21

Такси тормозит напротив, дома Белых. Я вываливаюсь, и, прислонившись лбом к деревянному забору, прихожу в себя. Меня сильно тошнило, еле выдержала поездку. На время даже из реальности выпадаю, так мне плохо. Стягиваю шапку и утираю мокрый лоб. Вдыхаю морозный воздух, стараясь не думать о том, что было сегодня на обед. Не думать! Не думать! Иначе меня сейчас вырвет.

— Какой же ты вредный, — тихо бормочу я, — весь в своего отца, — и только потом осознаю, с кем разговариваю.

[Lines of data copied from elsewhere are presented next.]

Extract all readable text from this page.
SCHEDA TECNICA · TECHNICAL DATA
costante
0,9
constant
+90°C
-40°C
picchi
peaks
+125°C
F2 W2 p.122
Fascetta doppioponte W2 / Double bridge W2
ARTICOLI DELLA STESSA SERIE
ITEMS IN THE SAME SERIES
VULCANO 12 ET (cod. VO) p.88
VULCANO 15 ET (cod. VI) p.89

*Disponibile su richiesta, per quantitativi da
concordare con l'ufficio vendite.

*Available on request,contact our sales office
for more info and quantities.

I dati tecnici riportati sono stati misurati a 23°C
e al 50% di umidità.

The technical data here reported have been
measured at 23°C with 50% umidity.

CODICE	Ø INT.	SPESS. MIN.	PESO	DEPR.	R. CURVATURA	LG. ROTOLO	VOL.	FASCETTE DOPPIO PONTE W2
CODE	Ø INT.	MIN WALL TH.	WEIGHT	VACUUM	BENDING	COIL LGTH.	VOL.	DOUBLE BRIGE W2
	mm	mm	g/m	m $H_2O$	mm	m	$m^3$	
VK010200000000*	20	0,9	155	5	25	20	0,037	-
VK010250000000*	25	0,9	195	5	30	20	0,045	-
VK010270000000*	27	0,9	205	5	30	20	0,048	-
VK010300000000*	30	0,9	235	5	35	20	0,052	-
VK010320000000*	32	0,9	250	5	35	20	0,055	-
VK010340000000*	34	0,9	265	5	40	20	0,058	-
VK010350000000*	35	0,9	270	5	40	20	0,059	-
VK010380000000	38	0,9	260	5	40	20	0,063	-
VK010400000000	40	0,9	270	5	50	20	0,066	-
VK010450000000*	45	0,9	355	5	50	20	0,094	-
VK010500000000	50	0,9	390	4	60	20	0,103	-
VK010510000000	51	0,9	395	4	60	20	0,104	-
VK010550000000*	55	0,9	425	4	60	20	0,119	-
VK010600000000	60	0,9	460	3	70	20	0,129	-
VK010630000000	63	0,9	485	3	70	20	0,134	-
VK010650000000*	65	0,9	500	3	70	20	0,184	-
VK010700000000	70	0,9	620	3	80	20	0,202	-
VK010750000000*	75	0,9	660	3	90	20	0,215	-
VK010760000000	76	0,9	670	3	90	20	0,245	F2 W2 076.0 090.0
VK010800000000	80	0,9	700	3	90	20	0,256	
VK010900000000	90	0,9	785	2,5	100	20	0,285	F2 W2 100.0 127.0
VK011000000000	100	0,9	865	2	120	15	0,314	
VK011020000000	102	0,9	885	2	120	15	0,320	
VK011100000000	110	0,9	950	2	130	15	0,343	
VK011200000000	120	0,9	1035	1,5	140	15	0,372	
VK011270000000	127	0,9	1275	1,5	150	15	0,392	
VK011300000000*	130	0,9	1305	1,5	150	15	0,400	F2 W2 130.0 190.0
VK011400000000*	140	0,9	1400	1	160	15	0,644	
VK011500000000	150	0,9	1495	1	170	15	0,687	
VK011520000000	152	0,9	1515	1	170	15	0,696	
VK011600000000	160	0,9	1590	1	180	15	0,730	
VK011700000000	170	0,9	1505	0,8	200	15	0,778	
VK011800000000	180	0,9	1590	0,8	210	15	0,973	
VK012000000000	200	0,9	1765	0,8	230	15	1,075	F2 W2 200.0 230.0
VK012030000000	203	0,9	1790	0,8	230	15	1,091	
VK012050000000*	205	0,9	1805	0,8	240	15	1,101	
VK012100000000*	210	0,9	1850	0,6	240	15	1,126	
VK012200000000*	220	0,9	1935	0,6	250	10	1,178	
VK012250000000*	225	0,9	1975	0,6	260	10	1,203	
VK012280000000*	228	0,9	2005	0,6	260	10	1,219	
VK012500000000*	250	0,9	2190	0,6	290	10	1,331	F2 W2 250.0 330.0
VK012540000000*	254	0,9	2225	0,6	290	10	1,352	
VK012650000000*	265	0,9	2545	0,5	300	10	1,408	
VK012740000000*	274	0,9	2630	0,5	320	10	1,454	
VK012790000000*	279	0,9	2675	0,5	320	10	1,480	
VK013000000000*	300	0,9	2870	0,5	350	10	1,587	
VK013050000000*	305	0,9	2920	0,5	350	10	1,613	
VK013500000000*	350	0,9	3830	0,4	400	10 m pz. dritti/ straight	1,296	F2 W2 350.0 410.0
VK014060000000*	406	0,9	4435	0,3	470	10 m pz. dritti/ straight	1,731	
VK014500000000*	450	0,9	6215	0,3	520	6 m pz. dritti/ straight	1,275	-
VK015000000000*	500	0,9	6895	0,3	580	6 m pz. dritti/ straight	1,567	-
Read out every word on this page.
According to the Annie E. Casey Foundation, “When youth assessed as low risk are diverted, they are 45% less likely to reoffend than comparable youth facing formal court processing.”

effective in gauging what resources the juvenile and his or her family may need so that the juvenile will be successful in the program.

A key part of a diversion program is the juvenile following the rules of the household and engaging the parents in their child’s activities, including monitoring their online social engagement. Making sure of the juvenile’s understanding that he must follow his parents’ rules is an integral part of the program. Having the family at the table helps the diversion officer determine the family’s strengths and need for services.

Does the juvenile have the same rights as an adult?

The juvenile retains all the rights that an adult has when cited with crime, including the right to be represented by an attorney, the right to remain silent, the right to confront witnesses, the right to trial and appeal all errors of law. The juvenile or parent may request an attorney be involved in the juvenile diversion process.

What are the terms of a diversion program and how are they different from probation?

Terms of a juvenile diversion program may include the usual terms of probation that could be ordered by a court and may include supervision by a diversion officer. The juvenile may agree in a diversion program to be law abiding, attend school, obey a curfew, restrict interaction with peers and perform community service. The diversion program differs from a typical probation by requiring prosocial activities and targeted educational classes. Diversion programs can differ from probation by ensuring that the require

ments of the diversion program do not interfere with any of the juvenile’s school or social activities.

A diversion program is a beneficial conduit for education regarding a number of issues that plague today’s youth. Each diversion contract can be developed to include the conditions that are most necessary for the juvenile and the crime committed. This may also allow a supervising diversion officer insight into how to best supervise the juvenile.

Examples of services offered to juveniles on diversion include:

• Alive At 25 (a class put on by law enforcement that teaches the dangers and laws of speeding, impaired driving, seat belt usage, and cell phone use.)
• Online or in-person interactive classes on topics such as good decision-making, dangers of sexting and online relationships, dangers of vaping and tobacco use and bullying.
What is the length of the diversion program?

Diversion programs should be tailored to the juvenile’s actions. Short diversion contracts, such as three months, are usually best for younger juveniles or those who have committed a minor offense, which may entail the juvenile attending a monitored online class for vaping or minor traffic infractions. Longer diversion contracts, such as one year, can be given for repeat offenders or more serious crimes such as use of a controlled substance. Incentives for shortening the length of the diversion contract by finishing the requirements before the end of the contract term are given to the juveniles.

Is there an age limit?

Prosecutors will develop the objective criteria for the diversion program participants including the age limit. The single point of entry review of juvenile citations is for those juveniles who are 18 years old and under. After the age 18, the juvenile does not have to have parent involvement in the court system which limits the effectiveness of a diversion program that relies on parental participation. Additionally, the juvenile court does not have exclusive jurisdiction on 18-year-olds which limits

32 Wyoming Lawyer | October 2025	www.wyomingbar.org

Как же я теперь, после того, как признала его, смогу убить?

Ладно, соберись, не время и не место!

Потом подумаю, потом поразмышляю.

Может в интернет залезть, имена поискать?

С этими мыслями я давлю на звонок, и через пару мгновений, калитка открывается. На порог выходит Дмитрий Эдуардович, разводит руки в стороны.

— Роза! Рад, видеть тебя!

Я подхожу ближе, здороваюсь, робко улыбаюсь. Вот интересно, если бы Стёпа рассказал родителям, какая я изменщица, радовались бы они моему визиту, навряд ли!

Мы проходим в дом. Из гостиной тут же выходит Ксения Антоновна. Приветствует и даже обнимает. Она совсем не изменилась, за эти шесть лет, вот не сколечко, и Дмитрий Эдуардович, тоже. Я раздеваюсь, и они меня с интересом рассматривают.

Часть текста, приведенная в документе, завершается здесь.